A serial ram raider has been jailed for demolishing a Co-op shop in a bungled attempt to steal its cash machine.
Career criminal Dylan Taylor was sentenced to seven-and-a-half years in his absence after breaking an electronically monitored curfew, jumping bail, and fleeing to Thailand.
His attack on the Co-op shop at the Trago Mills complex at Newton Abbot did £140,000 damage when he drove a Mitsubishi Shogun through the front window so violently that he brought the roof crashing around his ears.
Serial ram raider Taylor was caught because he made a series of errors before fleeing empty-handed. He left the Shogun buried in the rubble and cut himself as he tried to smash open the cash box, leaving his blood on it.
Police had no trouble identifying him from his DNA because he has three previous convictions for ram raiding and had only been out of prison for two weeks.
He had bought the Mitsubishi for £895 cash just hours before the raid and was identified by the seller.
Taylor, aged 43, of Lichfield Avenue, Torquay, denied but was found guilty of burglary and jailed for seven years and six months by Recorder Hannah Willcocks at Exeter Crown Court.
She issued a warrant for his arrest after being told that he went missing on Wednesday and his phone has been traced to Thailand.
She said: ‘The photographs show the devastation to the building.

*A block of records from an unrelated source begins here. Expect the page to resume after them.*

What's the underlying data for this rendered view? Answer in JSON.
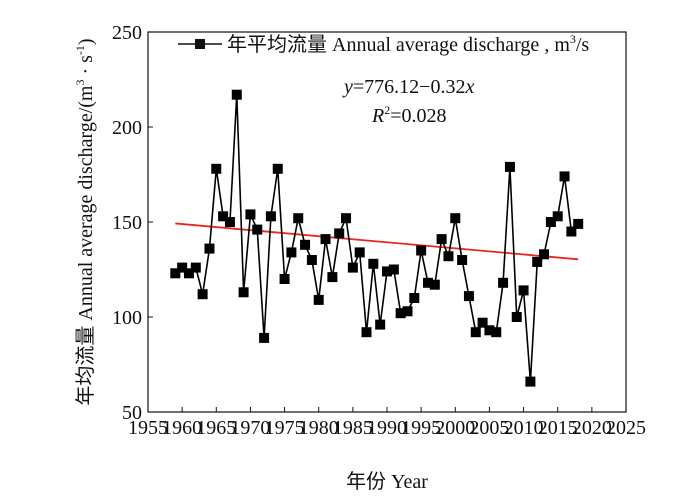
{
  "chart_data": {
    "type": "line",
    "xlabel": "年份 Year",
    "ylabel": "年均流量 Annual average discharge/(m³·s⁻¹)",
    "ylabel_parts": {
      "main": "年均流量 Annual average discharge/(m",
      "sup1": "3",
      "mid": " · s",
      "sup2": "-1",
      "end": ")"
    },
    "xlim": [
      1955,
      2025
    ],
    "ylim": [
      50,
      250
    ],
    "x_ticks": [
      1955,
      1960,
      1965,
      1970,
      1975,
      1980,
      1985,
      1990,
      1995,
      2000,
      2005,
      2010,
      2015,
      2020,
      2025
    ],
    "y_ticks": [
      50,
      100,
      150,
      200,
      250
    ],
    "legend": {
      "label": "年平均流量 Annual average discharge , m³/s",
      "main": "年平均流量 Annual average discharge , m",
      "sup": "3",
      "end": "/s",
      "position": "top"
    },
    "equation": {
      "y_var": "y",
      "eq_rest": "=776.12−0.32",
      "x_var": "x",
      "r_main": "R",
      "r_sup": "2",
      "r_rest": "=0.028"
    },
    "series": [
      {
        "name": "年平均流量 Annual average discharge",
        "marker": "square",
        "color": "#000000",
        "x": [
          1959,
          1960,
          1961,
          1962,
          1963,
          1964,
          1965,
          1966,
          1967,
          1968,
          1969,
          1970,
          1971,
          1972,
          1973,
          1974,
          1975,
          1976,
          1977,
          1978,
          1979,
          1980,
          1981,
          1982,
          1983,
          1984,
          1985,
          1986,
          1987,
          1988,
          1989,
          1990,
          1991,
          1992,
          1993,
          1994,
          1995,
          1996,
          1997,
          1998,
          1999,
          2000,
          2001,
          2002,
          2003,
          2004,
          2005,
          2006,
          2007,
          2008,
          2009,
          2010,
          2011,
          2012,
          2013,
          2014,
          2015,
          2016,
          2017,
          2018
        ],
        "values": [
          123,
          126,
          123,
          126,
          112,
          136,
          178,
          153,
          150,
          217,
          113,
          154,
          146,
          89,
          153,
          178,
          120,
          134,
          152,
          138,
          130,
          109,
          141,
          121,
          144,
          152,
          126,
          134,
          92,
          128,
          96,
          124,
          125,
          102,
          103,
          110,
          135,
          118,
          117,
          141,
          132,
          152,
          130,
          111,
          92,
          97,
          93,
          92,
          118,
          179,
          100,
          114,
          66,
          129,
          133,
          150,
          153,
          174,
          145,
          149
        ]
      },
      {
        "name": "Linear trend",
        "type": "trendline",
        "color": "#e8261f",
        "intercept": 776.12,
        "slope": -0.32,
        "x_range": [
          1959,
          2018
        ]
      }
    ]
  }
}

The ceiling collapsed and it was effectively destroyed with £100,000 damage and £40,000 loss of business while it was repaired.

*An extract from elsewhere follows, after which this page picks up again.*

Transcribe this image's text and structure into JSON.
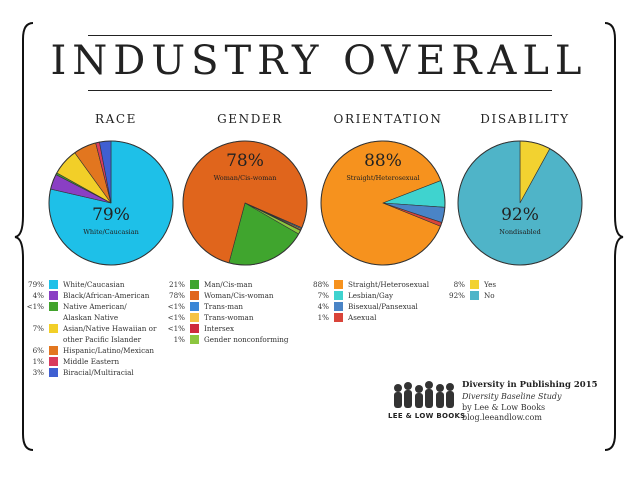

‘There was clearly great harm and economic loss. This was a highly planned, premeditated and professionally executed burglary by a professional and repeat ram raid burglar.’

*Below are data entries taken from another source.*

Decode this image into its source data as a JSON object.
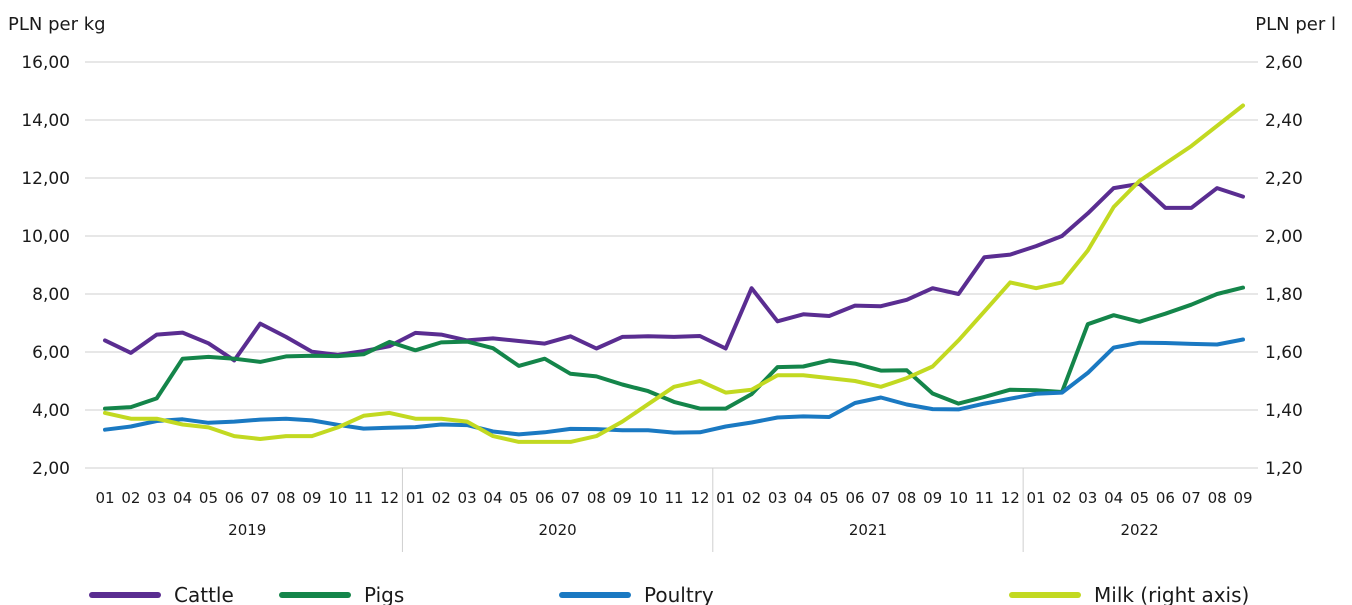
{
  "chart_data": {
    "type": "line",
    "left_unit": "PLN per kg",
    "right_unit": "PLN per l",
    "left_axis": {
      "min": 2,
      "max": 16,
      "ticks": [
        "2,00",
        "4,00",
        "6,00",
        "8,00",
        "10,00",
        "12,00",
        "14,00",
        "16,00"
      ]
    },
    "right_axis": {
      "min": 1.2,
      "max": 2.6,
      "ticks": [
        "1,20",
        "1,40",
        "1,60",
        "1,80",
        "2,00",
        "2,20",
        "2,40",
        "2,60"
      ]
    },
    "months": [
      "01",
      "02",
      "03",
      "04",
      "05",
      "06",
      "07",
      "08",
      "09",
      "10",
      "11",
      "12",
      "01",
      "02",
      "03",
      "04",
      "05",
      "06",
      "07",
      "08",
      "09",
      "10",
      "11",
      "12",
      "01",
      "02",
      "03",
      "04",
      "05",
      "06",
      "07",
      "08",
      "09",
      "10",
      "11",
      "12",
      "01",
      "02",
      "03",
      "04",
      "05",
      "06",
      "07",
      "08",
      "09"
    ],
    "years": [
      {
        "label": "2019",
        "months": 12
      },
      {
        "label": "2020",
        "months": 12
      },
      {
        "label": "2021",
        "months": 12
      },
      {
        "label": "2022",
        "months": 9
      }
    ],
    "grid": true,
    "legend_position": "bottom",
    "series": [
      {
        "name": "Cattle",
        "axis": "left",
        "color": "#5a2d91",
        "values": [
          6.4,
          5.97,
          6.6,
          6.67,
          6.3,
          5.71,
          6.98,
          6.52,
          6.01,
          5.9,
          6.03,
          6.2,
          6.66,
          6.6,
          6.4,
          6.47,
          6.38,
          6.29,
          6.54,
          6.12,
          6.52,
          6.54,
          6.52,
          6.55,
          6.12,
          8.2,
          7.06,
          7.3,
          7.24,
          7.6,
          7.58,
          7.8,
          8.2,
          8.0,
          9.27,
          9.36,
          9.65,
          10.0,
          10.78,
          11.65,
          11.8,
          10.97,
          10.97,
          11.65,
          11.36
        ]
      },
      {
        "name": "Pigs",
        "axis": "left",
        "color": "#14854a",
        "values": [
          4.05,
          4.1,
          4.4,
          5.77,
          5.83,
          5.77,
          5.66,
          5.85,
          5.87,
          5.86,
          5.92,
          6.35,
          6.06,
          6.33,
          6.36,
          6.13,
          5.52,
          5.77,
          5.25,
          5.16,
          4.88,
          4.65,
          4.28,
          4.05,
          4.05,
          4.55,
          5.48,
          5.5,
          5.71,
          5.6,
          5.36,
          5.37,
          4.57,
          4.22,
          4.45,
          4.7,
          4.68,
          4.62,
          6.96,
          7.27,
          7.04,
          7.32,
          7.63,
          8.0,
          8.22
        ]
      },
      {
        "name": "Poultry",
        "axis": "left",
        "color": "#1a79c2",
        "values": [
          3.32,
          3.43,
          3.62,
          3.68,
          3.56,
          3.6,
          3.67,
          3.7,
          3.64,
          3.49,
          3.36,
          3.39,
          3.41,
          3.5,
          3.48,
          3.26,
          3.16,
          3.23,
          3.35,
          3.34,
          3.3,
          3.3,
          3.22,
          3.23,
          3.43,
          3.57,
          3.74,
          3.78,
          3.76,
          4.24,
          4.43,
          4.19,
          4.03,
          4.02,
          4.22,
          4.39,
          4.56,
          4.6,
          5.28,
          6.15,
          6.32,
          6.31,
          6.28,
          6.26,
          6.43
        ]
      },
      {
        "name": "Milk (right axis)",
        "axis": "right",
        "color": "#c2d921",
        "values": [
          1.39,
          1.37,
          1.37,
          1.35,
          1.34,
          1.31,
          1.3,
          1.31,
          1.31,
          1.34,
          1.38,
          1.39,
          1.37,
          1.37,
          1.36,
          1.31,
          1.29,
          1.29,
          1.29,
          1.31,
          1.36,
          1.42,
          1.48,
          1.5,
          1.46,
          1.47,
          1.52,
          1.52,
          1.51,
          1.5,
          1.48,
          1.51,
          1.55,
          1.64,
          1.74,
          1.84,
          1.82,
          1.84,
          1.95,
          2.1,
          2.19,
          2.25,
          2.31,
          2.38,
          2.45
        ]
      }
    ]
  }
}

A trial in May heard how Taylor was the only one of four intruders to be caught and was traced by his DNA. He had only just been released from a four-and-a-half-year sentence for an identical ram raid at the Bridgetown Post Office in Totnes on Christmas Day 2012.
Mr Charles Cochand, defending, apologised for his client having jumped bail. He said Taylor committed the ram raid at a time when he was in emotional turmoil because of the death of his father.
He said the other three people who took part in the raid had not been caught, the public had not been put at danger, and nobody had been hurt in the raid.